Optional. Observe and monitor resources and applications on AWS or in the local Docker solution.

Self-service Elasticsearch/OpenSearch Source Cluster

The source cluster for this solution is based on Elasticsearch or OpenSearch, operating on EC2 instances or alternative computing infrastructure. Configure a capture proxy to interface with the source cluster, positioning the proxy in front of, or on each of the cluster coordinating nodes.

Migration Management Console

The Migration Management Console is a containerized portal that operates on Fargate within Amazon Elastic Container Service (Amazon ECS). Its primary role is to facilitate running the Migration Assistant for Amazon OpenSearch Service solution, along with providing a suite of tools designed to aid in the migration process. The console provides a migration-specific CLI and offers a variety of tools to streamline the migration process. Everything necessary for completing a migration, other than cleaning up the migration resources, can be done through this console.

Metadata Migration Tool

The Metadata Migration Tool is integrated into the Migration Management Console CLI. You can also use the Metadata Migration Tool to migrate cluster metadata, including index mappings, index configuration settings, templates, component templates, and aliases.

Capture Proxy

Capture Proxy is designed for HTTP RESTful traffic. It functions by relaying traffic to a source cluster and concurrently dividing the traffic, replicating it into a durable Kafka stream for subsequent playback.

Traffic Replayer

Traffic Replayer is a network traffic utility that replicates real-world workloads by retrieving recorded request traffic and dispatching it to a designated target cluster. It associates the original requests and their responses with those directed to the target cluster. This helps to compare correlated data.

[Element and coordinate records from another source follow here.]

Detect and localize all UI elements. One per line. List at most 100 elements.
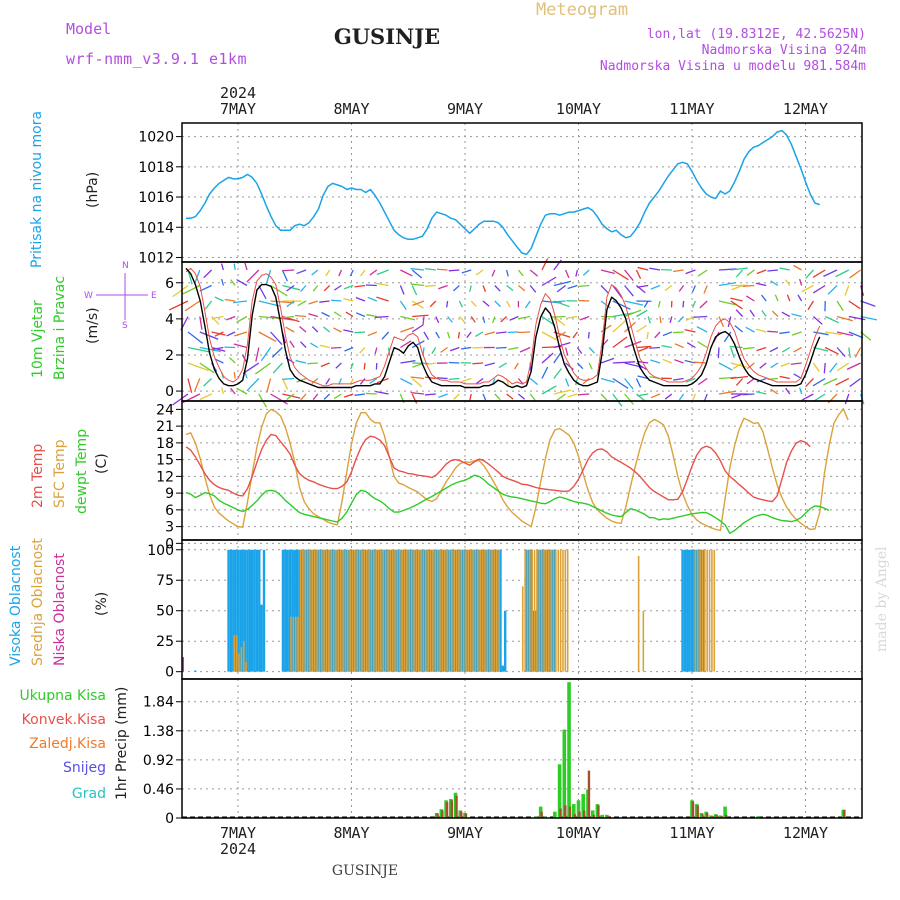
y-tick-label: 1.84 (143, 695, 174, 711)
wind-arrow (265, 269, 272, 285)
y-tick-label: 15 (156, 453, 174, 469)
wind-arrow (349, 269, 354, 277)
y-tick-label: 4 (165, 312, 174, 328)
snow-legend: Snijeg (63, 760, 106, 776)
wind-arrow (786, 294, 791, 302)
wind-arrow (438, 284, 448, 290)
wind-barbs (168, 258, 878, 408)
high-cloud-bar (227, 549, 230, 672)
wind-arrow (582, 269, 590, 276)
wind-arrow (461, 269, 472, 274)
y-tick-label: 12 (156, 469, 174, 485)
wind-arrow (612, 377, 629, 389)
mid-cloud-bar (533, 549, 536, 672)
y-tick-label: 100 (147, 543, 174, 559)
wind-arrow (624, 300, 644, 306)
wind-arrow (236, 315, 248, 323)
temp-unit: (C) (94, 453, 110, 474)
high-cloud-bar (333, 549, 337, 672)
y-tick-label: 1016 (138, 190, 174, 206)
wind-arrow (211, 331, 226, 336)
wind-arrow (271, 347, 283, 358)
high-cloud-bar (693, 549, 696, 672)
high-cloud-bar (381, 549, 384, 672)
wind-arrow (484, 331, 495, 336)
wind-arrow (214, 331, 224, 337)
wind-arrow (325, 269, 331, 277)
high-cloud-bar (496, 549, 500, 672)
high-cloud-bar (409, 549, 412, 672)
mid-cloud-bar (354, 549, 356, 672)
wind-arrow (212, 315, 224, 319)
high-cloud-bar (243, 549, 247, 672)
bottom-day-label: 10MAY (556, 824, 601, 842)
temp-side-labels: 2m Temp SFC Temp dewpt Temp (C) (30, 429, 110, 514)
top-day-label: 9MAY (447, 100, 483, 118)
mid-cloud-bar (562, 549, 564, 672)
wind-arrow (295, 359, 307, 364)
wind-arrow (674, 359, 684, 364)
high-cloud-bar (487, 549, 490, 672)
bottom-day-label: 11MAY (669, 824, 714, 842)
high-cloud-bar (239, 549, 242, 672)
mid-cloud-bar (339, 549, 342, 672)
wind-arrow (411, 340, 425, 349)
conv-precip-bar (705, 812, 709, 818)
wind-arrow (637, 393, 649, 397)
wind-arrow (258, 331, 277, 343)
high-cloud-bar (319, 549, 322, 672)
wind-arrow (343, 297, 354, 302)
bottom-day-label: 8MAY (333, 824, 369, 842)
model-elevation-label: Nadmorska Visina u modelu 981.584m (600, 59, 866, 74)
wind-arrow (359, 347, 366, 354)
wind-arrow (355, 312, 366, 318)
wind-arrow (472, 362, 484, 365)
mid-cloud-bar (368, 549, 370, 672)
high-cloud-bar (402, 549, 405, 672)
conv-precip-bar (441, 810, 444, 818)
wind-arrow (335, 362, 342, 369)
wind-arrow (541, 258, 549, 271)
mid-cloud-title: Srednja Oblacnost (30, 538, 46, 666)
mid-cloud-bar (358, 549, 361, 672)
wind-arrow (517, 393, 526, 400)
wind-arrow (508, 346, 519, 351)
mid-cloud-bar (566, 549, 569, 672)
wind-arrow (354, 331, 366, 334)
mid-cloud-bar (491, 549, 493, 672)
wind-arrow (564, 378, 570, 387)
wind-arrow (848, 347, 851, 358)
high-cloud-bar (440, 549, 443, 672)
wind-arrow (458, 316, 466, 323)
y-tick-label: 0 (165, 665, 174, 681)
high-cloud-bar (281, 549, 285, 672)
wind-arrow (400, 377, 413, 386)
pressure-side-labels: Pritisak na nivou mora (hPa) (29, 111, 101, 268)
mid-cloud-bar (443, 549, 446, 672)
wind-arrow (745, 295, 755, 302)
wind-arrow (375, 390, 389, 395)
mid-cloud-bar (233, 635, 236, 672)
mid-cloud-bar (299, 549, 302, 672)
wind-arrow (730, 375, 748, 380)
wind-arrow (475, 269, 484, 276)
y-tick-label: 24 (156, 402, 174, 418)
wind-arrow (650, 359, 661, 364)
wind-arrow (492, 316, 496, 324)
wind-arrow (400, 340, 412, 349)
wind-arrow (624, 269, 634, 281)
total-precip-bar (581, 793, 586, 818)
high-cloud-bar (392, 549, 396, 672)
wind-arrow (564, 269, 570, 279)
wind-arrow (320, 362, 330, 368)
high-cloud-bar (324, 549, 327, 672)
high-cloud-bar (475, 549, 479, 672)
wind-arrow (376, 296, 389, 302)
wind-arrow (367, 331, 378, 337)
total-precip-bar (590, 810, 595, 818)
mid-cloud-bar (486, 549, 489, 672)
wind-arrow (435, 331, 440, 339)
conv-precip-bar (606, 816, 610, 818)
wind-arrow (221, 278, 225, 286)
conv-precip-bar (564, 805, 567, 818)
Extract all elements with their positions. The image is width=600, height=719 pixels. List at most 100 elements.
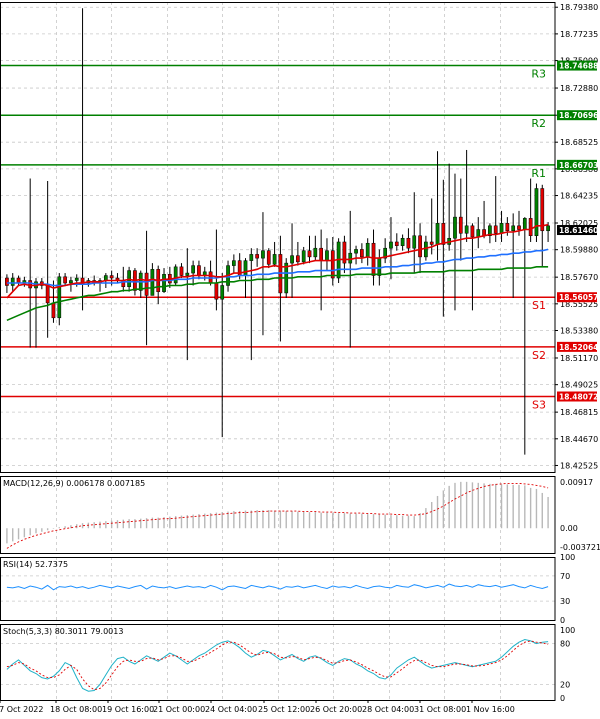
ma-green-line (6, 265, 549, 322)
candle-body (394, 241, 399, 246)
price-tick-label: 18.55525 (560, 300, 598, 309)
candle-body (470, 225, 475, 238)
stoch-label: Stoch(5,3,3) 80.3011 79.0013 (3, 627, 123, 636)
price-tick-label: 18.79380 (560, 3, 598, 12)
stoch-panel: Stoch(5,3,3) 80.3011 79.0013 100 80 20 0 (0, 626, 575, 703)
candle-body (371, 242, 376, 276)
candle-body (406, 237, 411, 249)
price-tick-label: 18.59880 (560, 246, 598, 255)
candle-body (488, 225, 492, 237)
candle-body (296, 255, 300, 263)
candle-body (179, 266, 184, 276)
rsi-panel: RSI(14) 52.7375 100 70 30 0 (0, 553, 575, 625)
level-tag-text-s1: 18.56057 (559, 293, 598, 302)
candle-body (400, 237, 405, 246)
level-tag-text-r3: 18.74688 (559, 62, 598, 71)
price-tick-label: 18.62025 (560, 219, 598, 228)
candle-body (144, 272, 149, 296)
candle-body (522, 218, 527, 230)
level-tag-s1 (557, 292, 597, 303)
candle-body (313, 247, 318, 258)
candle-body (458, 216, 463, 234)
level-tag-text-r1: 18.66703 (559, 161, 598, 170)
level-label-s3: S3 (532, 399, 546, 412)
candle-body (109, 275, 114, 279)
candle-body (249, 254, 254, 261)
candle-body (342, 241, 347, 264)
candle-body (429, 241, 434, 245)
candle-body (354, 249, 358, 254)
candle-body (45, 285, 50, 304)
candle-body (214, 282, 219, 300)
candle-body (453, 216, 457, 239)
candle-body (150, 269, 155, 296)
price-tick-label: 18.42525 (560, 461, 598, 470)
panel-frame-2 (0, 557, 556, 621)
stoch-tick-label: 20 (560, 680, 570, 689)
candle-body (511, 225, 516, 232)
price-tick-label: 18.57670 (560, 273, 598, 282)
stoch-tick-label: 100 (560, 626, 575, 635)
level-label-r1: R1 (531, 167, 546, 180)
ma-red-line (6, 223, 549, 299)
candle-body (28, 280, 33, 289)
macd-panel: MACD(12,26,9) 0.006178 0.007185 0.00917 0.… (3, 478, 600, 552)
candle-body (330, 250, 335, 279)
rsi-line (6, 583, 549, 591)
price-tags: 18.74688 18.70696 18.66703 18.56057 18.52064… (557, 60, 598, 402)
rsi-tick-label: 30 (560, 597, 570, 606)
time-tick-label: 26 Oct 20:00 (310, 705, 362, 714)
candle-body (261, 250, 265, 259)
candle-body (220, 285, 225, 300)
macd-label: MACD(12,26,9) 0.006178 0.007185 (3, 479, 145, 488)
stoch-d-line (6, 640, 549, 691)
candle-body (185, 272, 190, 276)
candle-body (418, 235, 422, 258)
candle-body (424, 241, 428, 258)
candle-body (301, 250, 306, 263)
candle-body (360, 249, 364, 258)
level-label-r3: R3 (531, 68, 546, 81)
candle-body (365, 242, 370, 258)
level-label-s1: S1 (532, 299, 546, 312)
candle-body (389, 241, 393, 249)
candle-body (57, 276, 62, 319)
stoch-tick-label: 0 (560, 694, 565, 703)
candle-body (10, 277, 15, 286)
price-tick-label: 18.68525 (560, 138, 598, 147)
candle-body (255, 254, 259, 259)
candle-body (528, 218, 533, 237)
candle-body (307, 250, 312, 258)
rsi-label: RSI(14) 52.7375 (3, 560, 68, 569)
candle-body (348, 252, 353, 264)
candle-body (272, 254, 277, 265)
price-tick-label: 18.49025 (560, 381, 598, 390)
candle-body (319, 247, 323, 261)
price-tick-label: 18.51170 (560, 354, 598, 363)
candle-body (534, 188, 539, 237)
candle-body (435, 223, 440, 245)
level-tag-r1 (557, 159, 597, 170)
macd-tick-label: -0.003721 (560, 543, 600, 552)
candle-body (505, 223, 510, 232)
candle-body (290, 255, 294, 264)
candle-body (69, 280, 73, 284)
level-tag-r2 (557, 110, 597, 121)
candle-body (546, 225, 550, 232)
rsi-tick-label: 0 (560, 616, 565, 625)
candle-body (232, 260, 236, 266)
level-tag-text-s3: 18.48072 (559, 393, 598, 402)
candle-body (173, 266, 178, 284)
candle-body (377, 257, 382, 276)
level-tag-s3 (557, 391, 597, 402)
candle-body (191, 265, 195, 274)
stoch-tick-label: 80 (560, 640, 570, 649)
candle-body (464, 225, 469, 234)
level-tag-r3 (557, 60, 597, 71)
candle-body (493, 225, 498, 234)
candle-body (517, 225, 521, 230)
current-price-text: 18.61460 (559, 226, 598, 235)
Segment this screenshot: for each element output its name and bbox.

Reindex-from-Snapshot Container

The Reindex-from-Snapshot (RFS) Container reindexes data from an existing snapshot on Amazon ECS tasks that coordinate the migration of documents from an existing snapshot. This reindexes documents in parallel to a target cluster.

Target Cluster

The Target Cluster is the destination OpenSearch cluster for migration or comparison in an A/B test. This component must exist prior to deploying this solution.